The pleasure is mine
There were two guests at my place this week.
Hosting guests is one of the activities that help me keep care of my home.
There was a time when the mess would only be cleared when someone visited me. A reflex due to a contrast between the carelessness of youth and a deeply ingrained respect for the comfort of visitors. A principle acquired from my mum says that receiving someone properly goes necessarily through making every effort possible to make them feel home, and that is now part of my life.
Then it happened that I grew up (a bit). I started to realize the truth behind the age-old French saying: “charité bien ordonnée commence par soi-même,” and that the way to build the feeling of being at home for myself would go through making the kind of efforts I deploy for guests, for myself.
That was the moment when vacuum-cleaning, dish washing, mopping, laundry and disposing of the cat’s litter became pleasurable (sometimes even fun), instead of a necessary chore to avoid as long and as often as possible. That was also the moment when I started actually caring about home decoration in shops in all places I visit. After that I would choose my furniture not only for practical aspects but also for the overall harmony they would bring at the place it would be eventually fitted. And so on; the list is long.

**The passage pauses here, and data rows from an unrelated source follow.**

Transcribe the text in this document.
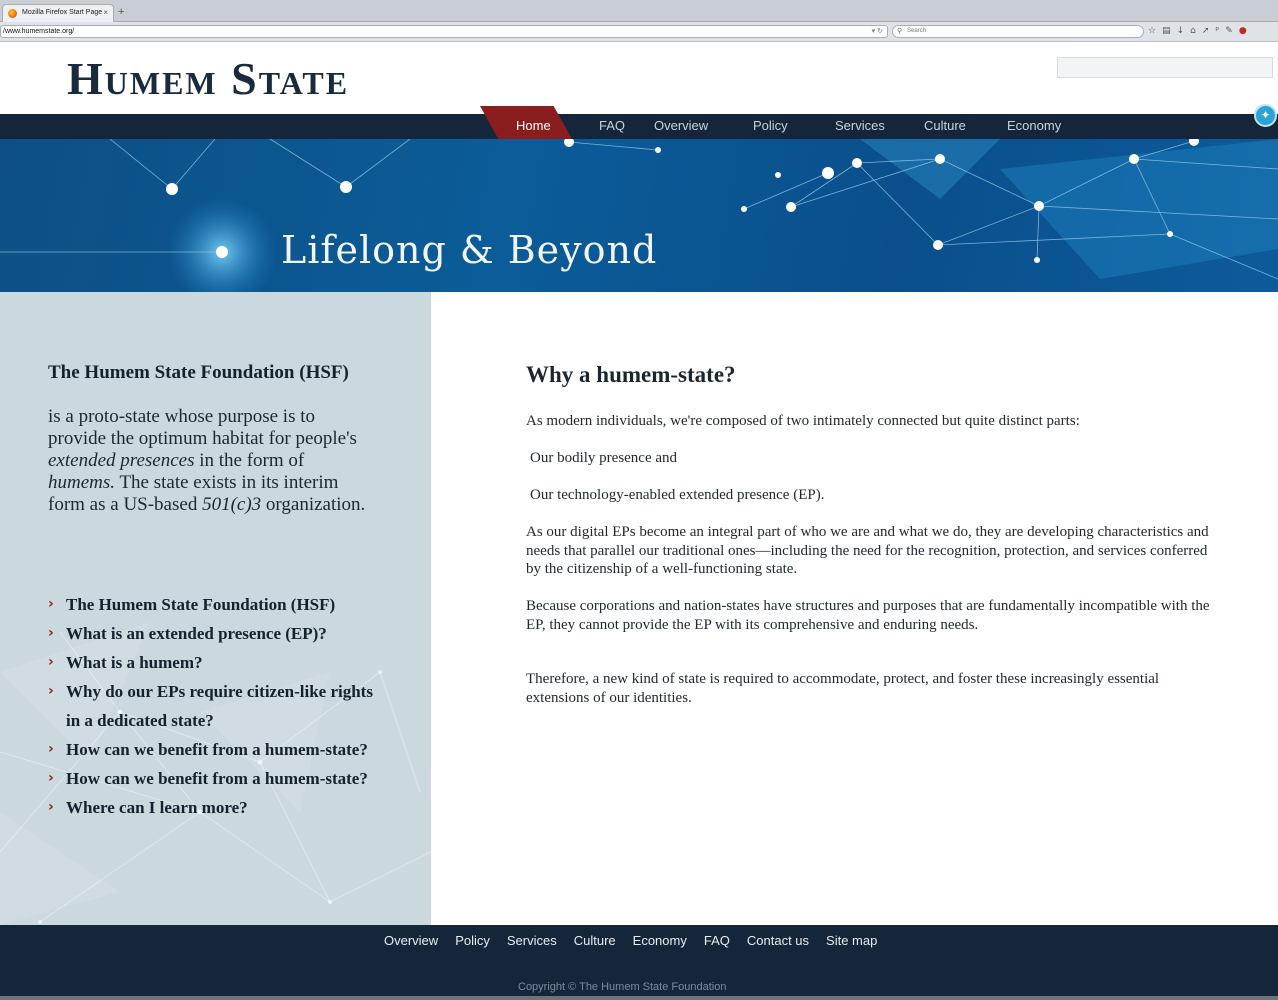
Mozilla Firefox Start Page × +
/www.humemstate.org/	▾ ↻ ⚲ Search	☆ ▤ ↓ ⌂ ➚ ᵖ ✎ ●
Humem State
Home	FAQ Overview	Policy	Services	Culture	Economy
✦
Lifelong & Beyond
The Humem State Foundation (HSF)
is a proto-state whose purpose is to provide the optimum habitat for people's extended presences in the form of humems. The state exists in its interim form as a US-based 501(c)3 organization.
› The Humem State Foundation (HSF)
› What is an extended presence (EP)?
› What is a humem?
› Why do our EPs require citizen-like rights in a dedicated state?
› How can we benefit from a humem-state?
› How can we benefit from a humem-state?
› Where can I learn more?
Why a humem-state?

As modern individuals, we're composed of two intimately connected but quite distinct parts:

Our bodily presence and

Our technology-enabled extended presence (EP).

As our digital EPs become an integral part of who we are and what we do, they are developing characteristics and needs that parallel our traditional ones—including the need for the recognition, protection, and services conferred by the citizenship of a well-functioning state.

Because corporations and nation-states have structures and purposes that are fundamentally incompatible with the EP, they cannot provide the EP with its comprehensive and enduring needs.

Therefore, a new kind of state is required to accommodate, protect, and foster these increasingly essential extensions of our identities.

Overview Policy Services Culture Economy FAQ Contact us Site map
Copyright © The Humem State Foundation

Oddly enough, it coincides more-or-less with my settling in Rotterdam. (ok, not that odd, but the coincidence is part of another story.)
But this is not a happy-ending story. I sometimes lose sight of the feeling of being at home when it becomes part of the invisible world of the daily routine.
Then come guests. Those people I like being with, for which I would just do the little extra that I can share with them and of which I know that it would make myself happy if it was reciprocated. Like preparing breakfast in the morning, or setting up beds in advance, and so on.
And doing so breaks the routine and brings the feeling of being at home back into sight.